On the other hand, there’s that whole “SNL” sense of humor, which often depends on having people do weird or really crude things in hopes of shocking a laugh out of the audience.

To be honest, the film wasn’t really working for me until the last third, when it got a lot funnier. Maybe it’s because that’s when the characters graduate from being stock high school stereotypes into individuals we can actually care about. Suddenly, the humor was coming from the story and the people—not just the crude gags or quirky tone.

The dialog here is snappier than in most teen girl films. (E.g., “I love seeing teachers outside of school; it’s like seeing a dog walk on its hind legs.”) And the cast—mostly given three-dimensional characters to inhabit—all do pretty good work. The ending of the movie does leave you with some laughs, as well as a good feeling about the story.

However, “Mean Girls” felt really crude for a movie about teenagers in high school. It’s not “American Pie” crude, but it seems to go beyond the norm for a story aimed at 12-15 year old girls. There’s lots of harsh language; Cady and the other plastics wear tight and revealing clothing that shows off a lot of their bodies; students make out in several scenes; one of the Mathletes is a DJ who raps about sexual stuff; and there’s lots of talk about body parts and body functions.

Worldview

Overall the movie has a pretty positive message, but it starts out in the first two minutes with a slam on home-schoolers that really bugged me. In a voice-over, Cady explains that she hasn’t been home-schooled because she’s a freak (cue the shot of a little girl spelling an impossible word at a spelling bee) or because she’s a religious nut (cue the shot of a bunch of backwoods-looking kids with one saying something like “on the third day God created the Remington bolt-action rifle for killing dinosaurs and ho-mo-sex-uals”).

Ugh. What a cheap shot for a movie that ends up saying that we should avoid being mean to each other and learn to be confident in who we are, instead. It turns out that Tina Fey is just as mean as her characters. I hope she someday has a chance to feel bad about that after spending a little time with a few of the growing millions of cool home-schooled kids out there.

However, the movie ends up in a more positive place. Instead of celebrating the mean things the girls do to each other as some films would, “Mean Girls” actually makes a great point. First, almost everyone has been gossiped about or treated meanly—and almost everyone has done the same thing to someone else. And that stinks.
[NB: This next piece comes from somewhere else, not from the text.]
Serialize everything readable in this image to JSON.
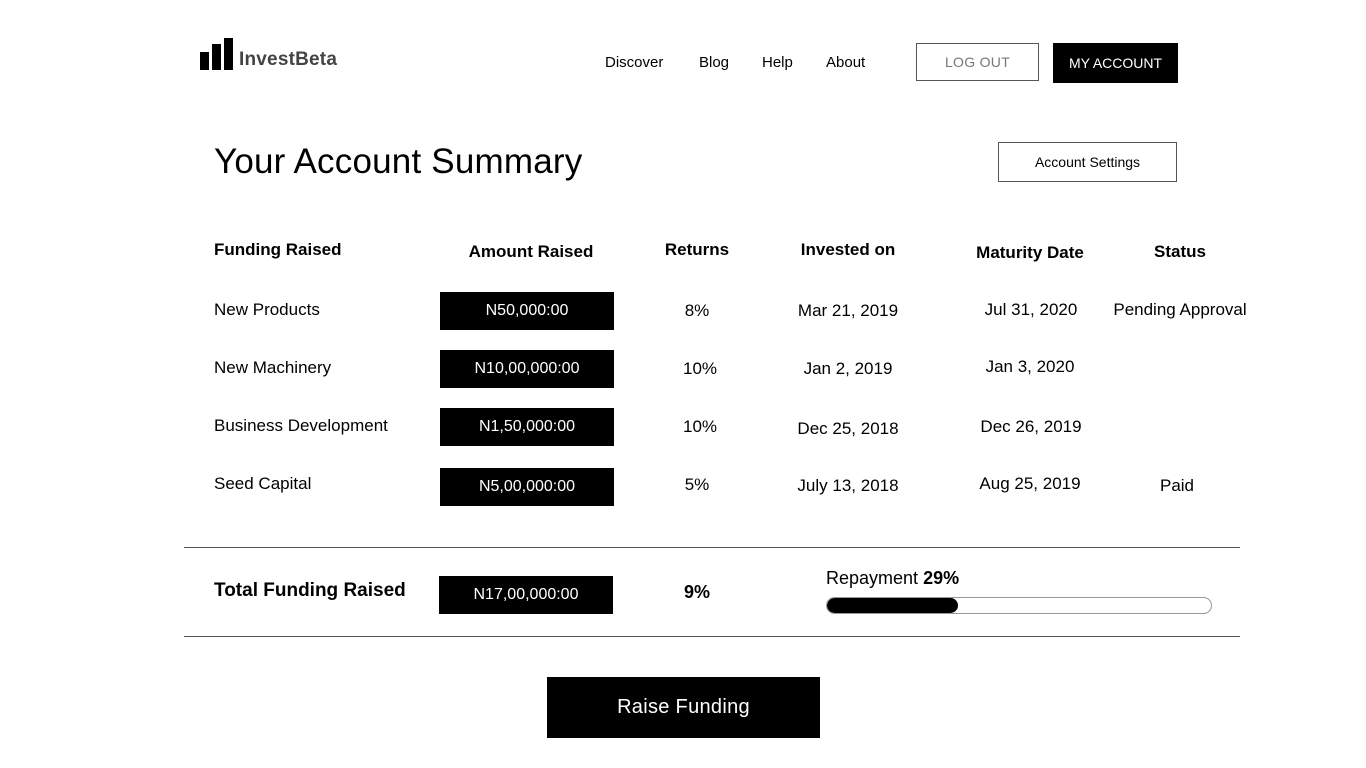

Fey’s script suggests instead that girls should learn to do two things: One, talk with friends about how they’re feeling instead of looking for ways to lash out when they’re hurting. Two, learn to be happy with who you are so you don’t need to prove something to people who don’t seem to like you.

For Christians, the Bible takes an even stronger stand. First, gossip and slander are just plain wrong. All the time. Period. Talking behind people’s backs isn’t just a bad idea. It’s sin.

Two, God said that Christians should stand out in the world for how they treat other people. Paul wrote that we should be kind and ready to forgive, because we know we’ve been forgiven for so much (Ephesians 4:32). And Jesus said something even crazier—that we should pray for people that hurt us and do kind things to people who treat us badly (Matthew 5:44).

In a high school world of mean girls, the girl (or guy) who lives like that is going to get noticed. Often, she’ll eventually get a chance to explain that the ability to love that way comes from following a Savior who loved us so much He died for us.

Discussion Questions

• Are you a fan of Lindsay Lohan? Where does she rank for you in the crowd of teen actresses making movies now?

• If you’re a teen girl, did you relate to the way the girls in this movie treated each other? Why or why not?

• Have you been treated in a mean way and/or gossiped about by people you thought were friends?

• Have you ever done that same thing to other people?

• Do you know people in your school or in your life who stand out because they choose to show kindness and forgive people who treat them badly?

• Is there someone in your life you’ve been mean to that you need to make things right with? What’s stopping you?